The costs of this project are enormous. I have asked privately a number of my hon. Friends at what point they believe that those costs become prohibitive. I cannot get an answer, short of, “Whatever it takes,” but I do not believe that an answer of infinity is rational. It is not only damaging to our economic security; it also comes at a deeply injurious opportunity cost to conventional defence. At what point do either of those prices cease to be worth paying?
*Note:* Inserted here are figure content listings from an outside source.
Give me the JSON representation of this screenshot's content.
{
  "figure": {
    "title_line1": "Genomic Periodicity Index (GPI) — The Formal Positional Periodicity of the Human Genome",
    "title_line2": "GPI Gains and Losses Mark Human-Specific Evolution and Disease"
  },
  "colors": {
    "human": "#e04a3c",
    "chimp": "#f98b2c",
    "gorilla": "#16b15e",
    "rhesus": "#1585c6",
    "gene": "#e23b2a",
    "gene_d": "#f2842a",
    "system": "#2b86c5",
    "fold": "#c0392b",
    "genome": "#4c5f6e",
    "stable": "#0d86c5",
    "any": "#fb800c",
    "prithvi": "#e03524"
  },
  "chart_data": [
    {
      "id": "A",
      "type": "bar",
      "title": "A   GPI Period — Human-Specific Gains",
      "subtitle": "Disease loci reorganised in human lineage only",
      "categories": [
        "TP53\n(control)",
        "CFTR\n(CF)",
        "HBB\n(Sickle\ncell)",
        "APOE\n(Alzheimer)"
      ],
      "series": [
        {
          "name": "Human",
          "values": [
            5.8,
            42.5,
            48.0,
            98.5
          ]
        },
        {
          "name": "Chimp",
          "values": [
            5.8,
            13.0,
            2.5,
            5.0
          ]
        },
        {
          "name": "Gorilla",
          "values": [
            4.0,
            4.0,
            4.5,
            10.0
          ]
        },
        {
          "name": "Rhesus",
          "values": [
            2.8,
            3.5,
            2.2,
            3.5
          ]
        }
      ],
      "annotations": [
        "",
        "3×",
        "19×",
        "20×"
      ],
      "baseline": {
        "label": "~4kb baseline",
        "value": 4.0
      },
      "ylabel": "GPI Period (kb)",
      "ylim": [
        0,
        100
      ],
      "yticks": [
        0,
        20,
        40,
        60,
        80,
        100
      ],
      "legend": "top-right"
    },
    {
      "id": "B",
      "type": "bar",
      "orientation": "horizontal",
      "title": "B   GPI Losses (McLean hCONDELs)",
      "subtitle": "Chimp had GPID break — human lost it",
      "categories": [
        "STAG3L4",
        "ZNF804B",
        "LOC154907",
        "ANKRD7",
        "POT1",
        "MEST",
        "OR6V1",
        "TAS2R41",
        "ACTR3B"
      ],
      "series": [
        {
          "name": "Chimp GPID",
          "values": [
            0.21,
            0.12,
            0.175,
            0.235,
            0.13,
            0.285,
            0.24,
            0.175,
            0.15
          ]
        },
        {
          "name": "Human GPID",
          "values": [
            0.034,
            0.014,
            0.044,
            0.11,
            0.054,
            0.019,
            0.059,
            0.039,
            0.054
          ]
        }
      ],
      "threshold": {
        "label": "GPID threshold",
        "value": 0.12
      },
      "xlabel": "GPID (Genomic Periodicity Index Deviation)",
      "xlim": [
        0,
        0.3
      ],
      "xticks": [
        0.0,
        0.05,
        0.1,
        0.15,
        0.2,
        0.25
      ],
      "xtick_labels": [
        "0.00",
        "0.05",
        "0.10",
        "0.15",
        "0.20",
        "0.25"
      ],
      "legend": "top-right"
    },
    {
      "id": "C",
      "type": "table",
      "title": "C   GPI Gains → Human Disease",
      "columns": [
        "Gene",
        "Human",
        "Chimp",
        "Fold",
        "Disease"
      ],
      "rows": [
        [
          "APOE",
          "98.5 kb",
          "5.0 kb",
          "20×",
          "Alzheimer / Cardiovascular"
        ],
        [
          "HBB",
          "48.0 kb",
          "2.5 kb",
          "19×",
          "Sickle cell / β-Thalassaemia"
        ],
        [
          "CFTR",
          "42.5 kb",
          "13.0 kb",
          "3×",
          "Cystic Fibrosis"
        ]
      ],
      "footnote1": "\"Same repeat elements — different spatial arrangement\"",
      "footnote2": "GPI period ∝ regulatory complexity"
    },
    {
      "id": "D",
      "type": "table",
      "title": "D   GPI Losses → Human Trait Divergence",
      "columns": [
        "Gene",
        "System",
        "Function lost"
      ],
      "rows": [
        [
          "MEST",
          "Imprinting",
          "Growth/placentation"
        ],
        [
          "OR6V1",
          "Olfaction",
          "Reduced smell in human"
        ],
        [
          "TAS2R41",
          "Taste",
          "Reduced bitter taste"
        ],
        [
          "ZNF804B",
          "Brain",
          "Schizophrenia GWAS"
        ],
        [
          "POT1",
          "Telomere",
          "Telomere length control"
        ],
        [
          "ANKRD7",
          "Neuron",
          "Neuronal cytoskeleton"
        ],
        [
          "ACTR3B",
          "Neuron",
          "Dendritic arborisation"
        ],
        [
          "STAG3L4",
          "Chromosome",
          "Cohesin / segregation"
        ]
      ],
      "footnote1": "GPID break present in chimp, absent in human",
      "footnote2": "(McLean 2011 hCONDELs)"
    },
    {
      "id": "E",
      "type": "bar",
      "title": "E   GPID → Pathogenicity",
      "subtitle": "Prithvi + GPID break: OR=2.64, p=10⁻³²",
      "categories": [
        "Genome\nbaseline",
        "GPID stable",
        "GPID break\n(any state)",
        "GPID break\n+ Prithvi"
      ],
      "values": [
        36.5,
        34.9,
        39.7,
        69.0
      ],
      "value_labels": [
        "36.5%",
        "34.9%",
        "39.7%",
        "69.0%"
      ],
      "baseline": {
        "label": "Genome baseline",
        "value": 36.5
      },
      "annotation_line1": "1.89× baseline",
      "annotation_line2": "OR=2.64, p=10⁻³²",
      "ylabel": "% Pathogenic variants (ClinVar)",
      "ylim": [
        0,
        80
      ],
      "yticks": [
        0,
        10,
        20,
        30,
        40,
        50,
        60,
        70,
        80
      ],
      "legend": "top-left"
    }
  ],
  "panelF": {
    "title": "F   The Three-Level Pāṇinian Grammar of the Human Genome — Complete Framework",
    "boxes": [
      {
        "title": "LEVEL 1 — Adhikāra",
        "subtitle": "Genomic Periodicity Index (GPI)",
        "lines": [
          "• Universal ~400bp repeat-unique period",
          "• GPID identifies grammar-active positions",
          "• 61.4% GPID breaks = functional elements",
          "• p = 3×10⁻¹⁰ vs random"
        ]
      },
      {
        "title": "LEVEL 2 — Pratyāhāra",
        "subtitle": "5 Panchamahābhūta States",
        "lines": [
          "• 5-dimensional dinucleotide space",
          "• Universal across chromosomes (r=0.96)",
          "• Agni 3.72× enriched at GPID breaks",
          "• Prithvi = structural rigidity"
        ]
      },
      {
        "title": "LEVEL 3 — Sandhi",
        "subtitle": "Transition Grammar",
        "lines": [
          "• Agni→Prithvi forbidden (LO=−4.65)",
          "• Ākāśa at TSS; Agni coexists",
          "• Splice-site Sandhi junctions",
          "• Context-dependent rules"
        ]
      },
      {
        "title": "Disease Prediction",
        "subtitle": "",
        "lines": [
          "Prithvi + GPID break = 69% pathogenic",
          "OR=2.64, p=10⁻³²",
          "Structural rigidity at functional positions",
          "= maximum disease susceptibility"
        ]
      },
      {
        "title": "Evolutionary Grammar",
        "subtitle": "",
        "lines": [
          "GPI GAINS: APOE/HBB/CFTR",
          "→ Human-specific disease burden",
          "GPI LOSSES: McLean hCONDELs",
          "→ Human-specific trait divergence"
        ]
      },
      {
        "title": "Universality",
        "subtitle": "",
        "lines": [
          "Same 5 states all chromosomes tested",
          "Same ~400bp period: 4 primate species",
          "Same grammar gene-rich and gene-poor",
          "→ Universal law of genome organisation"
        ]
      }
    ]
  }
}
The costs are likely to rise much further. The standard programme risks, which are already apparent with the Astute programme, and the currency risk pale when compared with the technical risk of this project. There is a growing body of evidence that emerging technologies will render the seas increasingly transparent in the foreseeable future. Under development are distributed censors detecting acoustic, magnetic, neutrino and electromagnetic signatures, on board unmanned vehicles in communication with each other, using swarming algorithms and autonomous operations associated with artificial intelligence, able to patrol indefinitely and using the extraordinary processing capabilities now available and improving by the month. The geometric improvement in processing power means that that technology in today’s smartphone is far superior to that of the latest American fighter aircraft. Furthermore, unmanned aircraft will detect the surface weight of deeply submerged submarines communicating with those underwater receiving active sonar. Marine biologists are already able to track shoals of fish in real time from several hundred miles away.

Ballistic submarines depend utterly on their stealth by utilising the sheer size of the oceans, but if we are today able to detect the gravitational waves first created by big bang, how can we be so confident that a capable adversary would not be able to track our submarines 20 to 40 years from now? The system vulnerabilities are not restricted to its increasingly detectable signatures. What about the security of the Trident system against cyber-attack?

Part of the Government’s case is that all the other P5 states are also investing in submarine technology for their nuclear weapon systems. It would not be the first time that states have followed each other down a dreadnought blind alley, but the UK is the only nuclear-armed state to depend entirely on a submarine. If NATO’s technical head of anti-submarine warfare can foresee the end of the era of the submarine, our P5 colleagues will at least have their bets laid off. We won’t.